Several open questions shape Sora's trajectory in 2026 and beyond:

  • Sora 3 timeline. OpenAI has not publicly committed to a Sora 3 release schedule. The cadence of updates to Sora 2 has been iterative rather than a clean version-numbered release, and whether a Sora 3 will represent a distinct architecture step or a product relabeling of accumulated improvements is unknown.
  • Cost-per-second economics. Video generation is dramatically more compute-intensive than text or image generation. Reducing cost per generated second while maintaining quality is the primary technical constraint on democratizing video generation, and which lab achieves a meaningful reduction will shape how broadly the capability can be offered.
  • Regulatory pressure on AI-generated video.
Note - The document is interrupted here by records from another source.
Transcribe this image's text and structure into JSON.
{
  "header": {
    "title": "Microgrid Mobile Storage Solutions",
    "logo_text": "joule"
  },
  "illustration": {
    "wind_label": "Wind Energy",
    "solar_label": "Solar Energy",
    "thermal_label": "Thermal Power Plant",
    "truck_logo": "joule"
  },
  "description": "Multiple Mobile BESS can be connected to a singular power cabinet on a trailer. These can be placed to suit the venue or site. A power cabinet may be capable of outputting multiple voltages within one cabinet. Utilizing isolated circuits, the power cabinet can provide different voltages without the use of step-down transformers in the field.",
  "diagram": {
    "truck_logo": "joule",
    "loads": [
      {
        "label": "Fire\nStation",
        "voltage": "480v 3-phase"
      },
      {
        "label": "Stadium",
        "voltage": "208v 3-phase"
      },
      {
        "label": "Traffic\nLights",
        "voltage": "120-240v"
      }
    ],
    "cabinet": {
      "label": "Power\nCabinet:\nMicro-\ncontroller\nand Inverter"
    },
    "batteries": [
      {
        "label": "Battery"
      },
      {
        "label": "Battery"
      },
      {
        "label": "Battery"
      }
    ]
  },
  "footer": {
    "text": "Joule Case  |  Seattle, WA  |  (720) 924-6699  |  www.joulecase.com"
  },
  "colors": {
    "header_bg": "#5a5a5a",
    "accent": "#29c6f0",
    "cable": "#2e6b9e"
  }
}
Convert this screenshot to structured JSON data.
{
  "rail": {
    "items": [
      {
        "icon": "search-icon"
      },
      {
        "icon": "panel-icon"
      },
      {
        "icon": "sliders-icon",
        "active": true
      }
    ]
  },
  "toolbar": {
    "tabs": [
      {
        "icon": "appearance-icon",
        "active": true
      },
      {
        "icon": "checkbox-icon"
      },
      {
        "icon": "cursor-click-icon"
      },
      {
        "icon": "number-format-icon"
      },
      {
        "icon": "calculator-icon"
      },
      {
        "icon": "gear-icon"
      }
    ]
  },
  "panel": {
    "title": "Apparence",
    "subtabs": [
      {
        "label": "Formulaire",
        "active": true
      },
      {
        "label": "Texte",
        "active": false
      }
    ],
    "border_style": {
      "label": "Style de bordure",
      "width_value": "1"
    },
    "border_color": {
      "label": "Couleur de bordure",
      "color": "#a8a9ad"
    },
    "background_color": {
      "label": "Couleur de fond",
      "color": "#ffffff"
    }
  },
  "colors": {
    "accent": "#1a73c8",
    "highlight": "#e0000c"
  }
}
Deepfake legislation, election-period content restrictions, and copyright claims related to training data apply with greater urgency to video than to static images. The EU AI Act and comparable frameworks include synthetic-media disclosure requirements, and training-data lawsuits involving video content from studios and rights holders are an ongoing legal risk for all commercial providers.
  • Hollywood and creative-industry adoption curve. Industry response has been polarized. Some production companies have adopted Sora for previsualization and concept development, while major studio and guild resistance focuses on training data consent and displacement of production workers. How broadly AI video generation becomes a standard production tool depends significantly on regulatory outcomes and industry negotiations.
  • Integration with audio and multimodal generation. Sora 2's audio generation is more limited than its video generation. The trajectory toward fully integrated audio-visual generation, combining Sora-class video with high-quality voice and ambient audio, is a clear long-term direction whose implementation form remains unresolved.